Bericht über die Mitgliederversammlung der ADT am 13. Oktober 2014
Die Mitgliederversammlung der Arbeitsgemeinschaft Deutscher Tierzüchter e. V. (ADT) war dieses Jahr in der Landesvertretung von Baden-Württemberg bei der EU zu Gast. Referenten von der Europäischen Kommission erläuterten die Bedeutung von Leitlinien im EU-Recht und die Revision der EU-Vorschriften für Tierarzneimittel. Außerdem fand eine Nachwahl zum Präsidium statt und auf dem Parlamentarischen Abend wurde mit deutschen Europaabgeordneten über die Bedeutung der Agrarexporte sowie erfolgreiche Konzepte der Regionalvermarktung diskutiert.

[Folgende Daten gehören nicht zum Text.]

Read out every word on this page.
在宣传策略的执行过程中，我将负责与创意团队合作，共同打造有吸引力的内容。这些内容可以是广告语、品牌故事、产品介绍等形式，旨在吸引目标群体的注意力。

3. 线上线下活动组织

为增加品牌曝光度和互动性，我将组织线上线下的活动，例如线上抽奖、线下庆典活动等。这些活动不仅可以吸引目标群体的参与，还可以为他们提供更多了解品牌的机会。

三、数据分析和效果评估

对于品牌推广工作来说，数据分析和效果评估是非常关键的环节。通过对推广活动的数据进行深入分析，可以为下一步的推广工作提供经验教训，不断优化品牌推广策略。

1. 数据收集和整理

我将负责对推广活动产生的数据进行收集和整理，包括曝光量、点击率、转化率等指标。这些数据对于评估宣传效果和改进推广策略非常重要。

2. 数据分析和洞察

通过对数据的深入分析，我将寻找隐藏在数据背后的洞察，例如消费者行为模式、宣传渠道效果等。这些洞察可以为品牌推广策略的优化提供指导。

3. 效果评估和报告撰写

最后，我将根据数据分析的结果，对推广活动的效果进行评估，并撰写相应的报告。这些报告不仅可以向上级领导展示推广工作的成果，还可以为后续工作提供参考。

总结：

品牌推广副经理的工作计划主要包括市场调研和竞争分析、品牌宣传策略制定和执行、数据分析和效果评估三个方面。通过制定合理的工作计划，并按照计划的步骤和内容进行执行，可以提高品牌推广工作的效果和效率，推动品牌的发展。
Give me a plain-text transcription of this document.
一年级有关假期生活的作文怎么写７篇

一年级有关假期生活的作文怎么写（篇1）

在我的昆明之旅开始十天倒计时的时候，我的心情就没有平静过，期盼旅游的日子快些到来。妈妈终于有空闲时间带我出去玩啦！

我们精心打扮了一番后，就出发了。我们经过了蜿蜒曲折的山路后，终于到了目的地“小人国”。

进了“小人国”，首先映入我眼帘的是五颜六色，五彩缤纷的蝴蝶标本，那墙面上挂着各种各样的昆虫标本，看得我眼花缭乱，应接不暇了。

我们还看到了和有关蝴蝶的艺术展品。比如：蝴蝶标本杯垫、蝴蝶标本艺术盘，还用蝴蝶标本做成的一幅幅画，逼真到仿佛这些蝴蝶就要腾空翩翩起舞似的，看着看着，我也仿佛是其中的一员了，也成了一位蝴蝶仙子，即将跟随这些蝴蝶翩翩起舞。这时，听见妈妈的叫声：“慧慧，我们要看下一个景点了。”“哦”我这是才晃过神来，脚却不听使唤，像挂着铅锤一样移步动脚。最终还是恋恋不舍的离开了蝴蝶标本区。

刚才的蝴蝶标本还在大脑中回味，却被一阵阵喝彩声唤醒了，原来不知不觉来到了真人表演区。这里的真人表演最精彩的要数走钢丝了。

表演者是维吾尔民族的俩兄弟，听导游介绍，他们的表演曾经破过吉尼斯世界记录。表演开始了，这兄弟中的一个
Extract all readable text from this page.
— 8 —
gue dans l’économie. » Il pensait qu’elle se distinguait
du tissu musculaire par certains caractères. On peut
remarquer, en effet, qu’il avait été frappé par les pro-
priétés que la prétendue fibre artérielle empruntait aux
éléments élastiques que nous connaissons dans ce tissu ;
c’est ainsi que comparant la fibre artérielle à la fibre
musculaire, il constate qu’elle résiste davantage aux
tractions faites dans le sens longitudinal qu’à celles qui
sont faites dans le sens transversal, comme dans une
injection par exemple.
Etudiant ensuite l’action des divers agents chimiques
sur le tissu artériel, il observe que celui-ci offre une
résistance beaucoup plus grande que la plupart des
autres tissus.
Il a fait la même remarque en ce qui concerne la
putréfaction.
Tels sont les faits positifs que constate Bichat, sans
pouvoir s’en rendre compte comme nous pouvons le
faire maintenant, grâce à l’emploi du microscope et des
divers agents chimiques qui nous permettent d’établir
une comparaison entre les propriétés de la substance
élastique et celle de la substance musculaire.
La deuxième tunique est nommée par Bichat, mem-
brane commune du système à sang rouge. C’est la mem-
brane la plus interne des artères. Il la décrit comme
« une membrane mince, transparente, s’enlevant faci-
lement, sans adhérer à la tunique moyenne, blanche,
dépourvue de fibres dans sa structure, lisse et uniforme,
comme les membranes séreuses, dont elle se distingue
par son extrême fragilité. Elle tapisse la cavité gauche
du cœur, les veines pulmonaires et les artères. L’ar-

Auf ihrer Mitgliederversammlung am 13. Oktober 2014 in Brüssel haben die Vertreter der ADT-Mitgliedsorganisationen über die Bedeutung von Leitlinien im EU-Recht diskutiert. Tim Gumbel von der Generaldirektion Gesundheit und Verbraucher (Sanco) der Europäischen Kommission erläuterte zunächst die Rechtsnatur von Leitlinien, die zwar nicht explizit im Vertrag über die Arbeitsweise der Europäischen Union genannt sind und daher im Gegensatz zu Verordnungen, Richtlinien oder Beschlüssen nicht zu den rechtsverbindlichen Akten zählen, aber dennoch und unabhängig von ihrer Rechtswirkung Teil des EU-Rechts sind. Leitlinien können sowohl von der Kommission als auch von den Mitgliedstaaten erlassen werden und sind häufig in Basisrechtsakten, wie z. B. der EU-Tiertransportverordnung bereits vorgesehen. Die Leitlinien dienen dann beispielweise dazu, bewährte Praktiken zu beschreiben, um die Durchsetzung des EU-Rechts zu erleichtern. Sie können aber nie das EU-Recht verbindlich auslegen; dies verbleibt in der ausschließlichen Kompetenz des Europäischen Gerichtshofs (EuGH). Es gibt eine Rechtsprechung des EuGH hinsichtlich von Leitlinien, die den Ermessensspielraum der Kommission bei deren Erstellung betont und klarstellt, dass diese in erster Linie die Kommission selber binden. Gumbel wies darauf hin, dass die EU künftig möglicherweise häufiger zum Instrument der Leitlinie greifen könnte, weil dies als Maßnahme der besseren Rechtssetzung
gesehen wird, welche ein Schwerpunkt der neuen Juncker-Kommission sein wird. Diskussionsbedarf gibt es noch mit Blick auf die Frage, ob und inwieweit Leitlinien das bestehende Recht durch konkrete Vorgaben präzisieren sollten und welche tatsächliche Rechtswirkung sie dann entfalten. Nach Ansicht der ADT sollten Leitlinien eher einen allgemeinen Rahmen abstecken, innerhalb dessen die Betroffenen festgelegte Ziele erreichen können.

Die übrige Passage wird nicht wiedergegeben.